Citrix Systems [CTXS] is a Florida-based cloud computing company. It specializes in virtualization technology and offers a wide variety of products including virtual desktops, cloud-based collaboration services, and real-time performance analytics.


This article was originally written by MyWallSt. Read more insights from the MyWallSt team here.

Today its stock suddenly dropped by over 3% following reports of an impending takeover that will take the company private 


Why is Citrix stock going down?

News emerged today that Vista Equity Partners and Evergreen Coast Capital — an affiliate of Elliott Management Corp. —  are close to agreeing on a deal to purchase Citrix in a deal worth roughly $13 billion. The deal, which could be formally announced as soon as next week, will see the joint venture acquire the cloud-computing company for $104 per share. 

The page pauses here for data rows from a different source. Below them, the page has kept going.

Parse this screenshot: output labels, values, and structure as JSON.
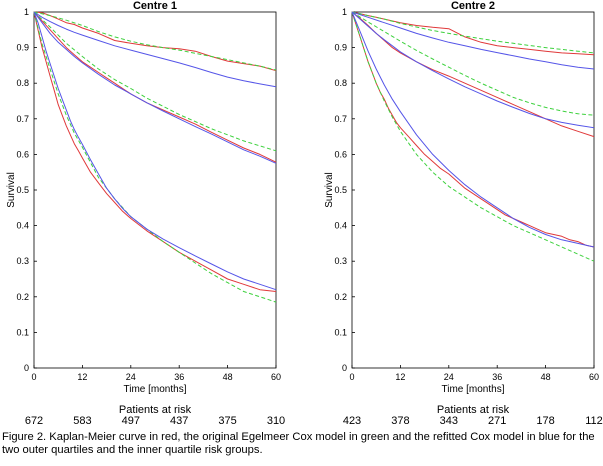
{
  "chart_data": [
    {
      "type": "line",
      "title": "Centre 1",
      "xlabel": "Time [months]",
      "ylabel": "Survival",
      "xlim": [
        0,
        60
      ],
      "ylim": [
        0,
        1
      ],
      "xticks": [
        "0",
        "12",
        "24",
        "36",
        "48",
        "60"
      ],
      "yticks": [
        "0",
        "0.1",
        "0.2",
        "0.3",
        "0.4",
        "0.5",
        "0.6",
        "0.7",
        "0.8",
        "0.9",
        "1"
      ],
      "grid": false,
      "risk_title": "Patients at risk",
      "patients_at_risk": [
        "672",
        "583",
        "497",
        "437",
        "375",
        "310"
      ],
      "series": [
        {
          "color": "#e0393a",
          "group": "top",
          "x": [
            0,
            2,
            4,
            6,
            8,
            10,
            12,
            16,
            20,
            24,
            28,
            32,
            36,
            40,
            44,
            48,
            52,
            56,
            60
          ],
          "y": [
            1,
            0.998,
            0.99,
            0.98,
            0.97,
            0.965,
            0.955,
            0.94,
            0.92,
            0.912,
            0.905,
            0.9,
            0.897,
            0.89,
            0.875,
            0.862,
            0.855,
            0.848,
            0.835
          ]
        },
        {
          "color": "#3dd13d",
          "dashed": true,
          "group": "top",
          "x": [
            0,
            4,
            8,
            12,
            16,
            20,
            24,
            28,
            32,
            36,
            40,
            44,
            48,
            52,
            56,
            60
          ],
          "y": [
            1,
            0.99,
            0.977,
            0.962,
            0.945,
            0.93,
            0.918,
            0.908,
            0.9,
            0.893,
            0.884,
            0.875,
            0.866,
            0.857,
            0.848,
            0.837
          ]
        },
        {
          "color": "#5555e8",
          "group": "top",
          "x": [
            0,
            2,
            4,
            6,
            8,
            10,
            12,
            16,
            20,
            24,
            28,
            32,
            36,
            40,
            44,
            48,
            52,
            56,
            60
          ],
          "y": [
            1,
            0.985,
            0.973,
            0.962,
            0.952,
            0.943,
            0.935,
            0.92,
            0.905,
            0.893,
            0.881,
            0.869,
            0.857,
            0.844,
            0.83,
            0.817,
            0.807,
            0.798,
            0.79
          ]
        },
        {
          "color": "#e0393a",
          "group": "middle",
          "x": [
            0,
            2,
            4,
            6,
            8,
            10,
            12,
            14,
            16,
            18,
            20,
            24,
            28,
            32,
            36,
            40,
            44,
            48,
            52,
            56,
            60
          ],
          "y": [
            1,
            0.975,
            0.95,
            0.925,
            0.9,
            0.88,
            0.86,
            0.845,
            0.83,
            0.815,
            0.8,
            0.77,
            0.745,
            0.725,
            0.705,
            0.685,
            0.662,
            0.64,
            0.618,
            0.6,
            0.578
          ]
        },
        {
          "color": "#3dd13d",
          "dashed": true,
          "group": "middle",
          "x": [
            0,
            4,
            8,
            12,
            16,
            20,
            24,
            28,
            32,
            36,
            40,
            44,
            48,
            52,
            56,
            60
          ],
          "y": [
            1,
            0.958,
            0.912,
            0.875,
            0.84,
            0.81,
            0.785,
            0.758,
            0.735,
            0.712,
            0.692,
            0.672,
            0.655,
            0.638,
            0.624,
            0.61
          ]
        },
        {
          "color": "#5555e8",
          "group": "middle",
          "x": [
            0,
            2,
            4,
            6,
            8,
            10,
            12,
            16,
            20,
            24,
            28,
            32,
            36,
            40,
            44,
            48,
            52,
            56,
            60
          ],
          "y": [
            1,
            0.97,
            0.94,
            0.915,
            0.895,
            0.875,
            0.857,
            0.825,
            0.795,
            0.77,
            0.745,
            0.722,
            0.7,
            0.678,
            0.657,
            0.635,
            0.613,
            0.595,
            0.575
          ]
        },
        {
          "color": "#e0393a",
          "group": "bottom",
          "x": [
            0,
            1,
            2,
            3,
            4,
            5,
            6,
            7,
            8,
            9,
            10,
            11,
            12,
            14,
            16,
            18,
            20,
            22,
            24,
            28,
            32,
            36,
            40,
            44,
            48,
            52,
            56,
            60
          ],
          "y": [
            1,
            0.95,
            0.9,
            0.86,
            0.82,
            0.78,
            0.74,
            0.71,
            0.68,
            0.655,
            0.63,
            0.61,
            0.59,
            0.55,
            0.52,
            0.49,
            0.465,
            0.44,
            0.42,
            0.385,
            0.355,
            0.325,
            0.3,
            0.275,
            0.25,
            0.235,
            0.22,
            0.215
          ]
        },
        {
          "color": "#3dd13d",
          "dashed": true,
          "group": "bottom",
          "x": [
            0,
            2,
            4,
            6,
            8,
            10,
            12,
            16,
            20,
            24,
            28,
            32,
            36,
            40,
            44,
            48,
            52,
            56,
            60
          ],
          "y": [
            1,
            0.91,
            0.84,
            0.77,
            0.71,
            0.66,
            0.62,
            0.535,
            0.475,
            0.425,
            0.39,
            0.355,
            0.325,
            0.295,
            0.265,
            0.24,
            0.215,
            0.2,
            0.185
          ]
        },
        {
          "color": "#5555e8",
          "group": "bottom",
          "x": [
            0,
            1,
            2,
            3,
            4,
            5,
            6,
            7,
            8,
            9,
            10,
            11,
            12,
            14,
            16,
            18,
            20,
            22,
            24,
            28,
            32,
            36,
            40,
            44,
            48,
            52,
            56,
            60
          ],
          "y": [
            1,
            0.97,
            0.93,
            0.89,
            0.855,
            0.82,
            0.785,
            0.755,
            0.725,
            0.695,
            0.67,
            0.648,
            0.628,
            0.585,
            0.545,
            0.505,
            0.475,
            0.448,
            0.425,
            0.39,
            0.362,
            0.338,
            0.315,
            0.292,
            0.27,
            0.25,
            0.235,
            0.22
          ]
        }
      ]
    },
    {
      "type": "line",
      "title": "Centre 2",
      "xlabel": "Time [months]",
      "ylabel": "Survival",
      "xlim": [
        0,
        60
      ],
      "ylim": [
        0,
        1
      ],
      "xticks": [
        "0",
        "12",
        "24",
        "36",
        "48",
        "60"
      ],
      "yticks": [
        "0",
        "0.1",
        "0.2",
        "0.3",
        "0.4",
        "0.5",
        "0.6",
        "0.7",
        "0.8",
        "0.9",
        "1"
      ],
      "grid": false,
      "risk_title": "Patients at risk",
      "patients_at_risk": [
        "423",
        "378",
        "343",
        "271",
        "178",
        "112"
      ],
      "series": [
        {
          "color": "#e0393a",
          "group": "top",
          "x": [
            0,
            2,
            4,
            6,
            8,
            12,
            16,
            20,
            24,
            28,
            32,
            36,
            40,
            44,
            48,
            52,
            56,
            60
          ],
          "y": [
            1,
            0.995,
            0.99,
            0.985,
            0.98,
            0.97,
            0.962,
            0.957,
            0.953,
            0.93,
            0.915,
            0.905,
            0.9,
            0.895,
            0.89,
            0.885,
            0.883,
            0.88
          ]
        },
        {
          "color": "#3dd13d",
          "dashed": true,
          "group": "top",
          "x": [
            0,
            4,
            8,
            12,
            16,
            20,
            24,
            28,
            32,
            36,
            40,
            44,
            48,
            52,
            56,
            60
          ],
          "y": [
            1,
            0.99,
            0.98,
            0.968,
            0.958,
            0.948,
            0.94,
            0.932,
            0.925,
            0.918,
            0.912,
            0.906,
            0.9,
            0.895,
            0.89,
            0.885
          ]
        },
        {
          "color": "#5555e8",
          "group": "top",
          "x": [
            0,
            4,
            8,
            12,
            16,
            20,
            24,
            28,
            32,
            36,
            40,
            44,
            48,
            52,
            56,
            60
          ],
          "y": [
            1,
            0.985,
            0.97,
            0.955,
            0.94,
            0.927,
            0.915,
            0.905,
            0.895,
            0.886,
            0.877,
            0.868,
            0.86,
            0.852,
            0.845,
            0.84
          ]
        },
        {
          "color": "#e0393a",
          "group": "middle",
          "x": [
            0,
            2,
            4,
            6,
            8,
            10,
            12,
            16,
            20,
            24,
            28,
            32,
            36,
            40,
            44,
            48,
            52,
            56,
            60
          ],
          "y": [
            1,
            0.982,
            0.962,
            0.94,
            0.92,
            0.9,
            0.885,
            0.86,
            0.838,
            0.82,
            0.8,
            0.78,
            0.76,
            0.74,
            0.72,
            0.7,
            0.68,
            0.665,
            0.65
          ]
        },
        {
          "color": "#3dd13d",
          "dashed": true,
          "group": "middle",
          "x": [
            0,
            4,
            8,
            12,
            16,
            20,
            24,
            28,
            32,
            36,
            40,
            44,
            48,
            52,
            56,
            60
          ],
          "y": [
            1,
            0.972,
            0.945,
            0.918,
            0.892,
            0.868,
            0.845,
            0.822,
            0.8,
            0.78,
            0.76,
            0.745,
            0.732,
            0.722,
            0.714,
            0.71
          ]
        },
        {
          "color": "#5555e8",
          "group": "middle",
          "x": [
            0,
            2,
            4,
            6,
            8,
            10,
            12,
            16,
            20,
            24,
            28,
            32,
            36,
            40,
            44,
            48,
            52,
            56,
            60
          ],
          "y": [
            1,
            0.98,
            0.96,
            0.94,
            0.922,
            0.905,
            0.888,
            0.86,
            0.835,
            0.812,
            0.79,
            0.77,
            0.75,
            0.732,
            0.715,
            0.7,
            0.69,
            0.682,
            0.675
          ]
        },
        {
          "color": "#e0393a",
          "group": "bottom",
          "x": [
            0,
            1,
            2,
            3,
            4,
            5,
            6,
            7,
            8,
            9,
            10,
            11,
            12,
            14,
            16,
            18,
            20,
            22,
            24,
            26,
            28,
            30,
            32,
            34,
            36,
            38,
            40,
            42,
            44,
            46,
            48,
            50,
            52,
            54,
            56,
            58,
            60
          ],
          "y": [
            1,
            0.965,
            0.93,
            0.895,
            0.86,
            0.83,
            0.8,
            0.775,
            0.755,
            0.73,
            0.71,
            0.69,
            0.675,
            0.65,
            0.625,
            0.6,
            0.58,
            0.56,
            0.545,
            0.525,
            0.505,
            0.49,
            0.475,
            0.46,
            0.445,
            0.43,
            0.42,
            0.41,
            0.4,
            0.39,
            0.38,
            0.375,
            0.37,
            0.36,
            0.355,
            0.345,
            0.34
          ]
        },
        {
          "color": "#3dd13d",
          "dashed": true,
          "group": "bottom",
          "x": [
            0,
            2,
            4,
            6,
            8,
            10,
            12,
            16,
            20,
            24,
            28,
            32,
            36,
            40,
            44,
            48,
            52,
            56,
            60
          ],
          "y": [
            1,
            0.93,
            0.86,
            0.8,
            0.75,
            0.705,
            0.665,
            0.6,
            0.55,
            0.51,
            0.48,
            0.45,
            0.425,
            0.4,
            0.38,
            0.36,
            0.34,
            0.32,
            0.3
          ]
        },
        {
          "color": "#5555e8",
          "group": "bottom",
          "x": [
            0,
            2,
            4,
            6,
            8,
            10,
            12,
            16,
            20,
            24,
            28,
            32,
            36,
            40,
            44,
            48,
            52,
            56,
            60
          ],
          "y": [
            1,
            0.945,
            0.89,
            0.84,
            0.795,
            0.755,
            0.72,
            0.655,
            0.6,
            0.555,
            0.515,
            0.48,
            0.45,
            0.42,
            0.395,
            0.375,
            0.36,
            0.35,
            0.34
          ]
        }
      ]
    }
  ],
  "caption": "Figure 2. Kaplan-Meier curve in red, the original Egelmeer Cox model in green and the refitted Cox model in blue for the two outer quartiles and the inner quartile risk groups."
}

Considering the stock closed at $105.55 Friday, this deal could be seen as quite good value for the purchasers. However, if we look a little further back we can see that it actually represents quite a premium considering Citrix’s low valuation in early December of last year. Citrix’s price had been rising due to takeover rumors for the past month, and this deal seems to have generally underwhelmed investors.


Valuation of Vista Equity and Elliott Management's bid for Citrix



What does this mean for investors?

For current Citrix shareholders, the deal will see you receive $104 in cash per share owned. As for the company itself, it’s likely to be merged with data management company Tibco Software, which was purchased by Vista in 2014. The company will be delisted from the Nasdaq exchange once it is taken private, but this doesn’t rule out a potential return to being publicly traded further down the line.

It’s yet to be seen how this acquisition will affect Citrix long term. The company had been struggling to capitalize on the soaring demand for cloud services throughout the pandemic, and its attempts to transition to a subscription-based business have been largely unsuccessful. 

If this takeover can successfully migrate the company to one more agreeable with the shifting remote-working landscape we see today, there’s no reason why it can’t be successful in the future considering its already extensive software offerings.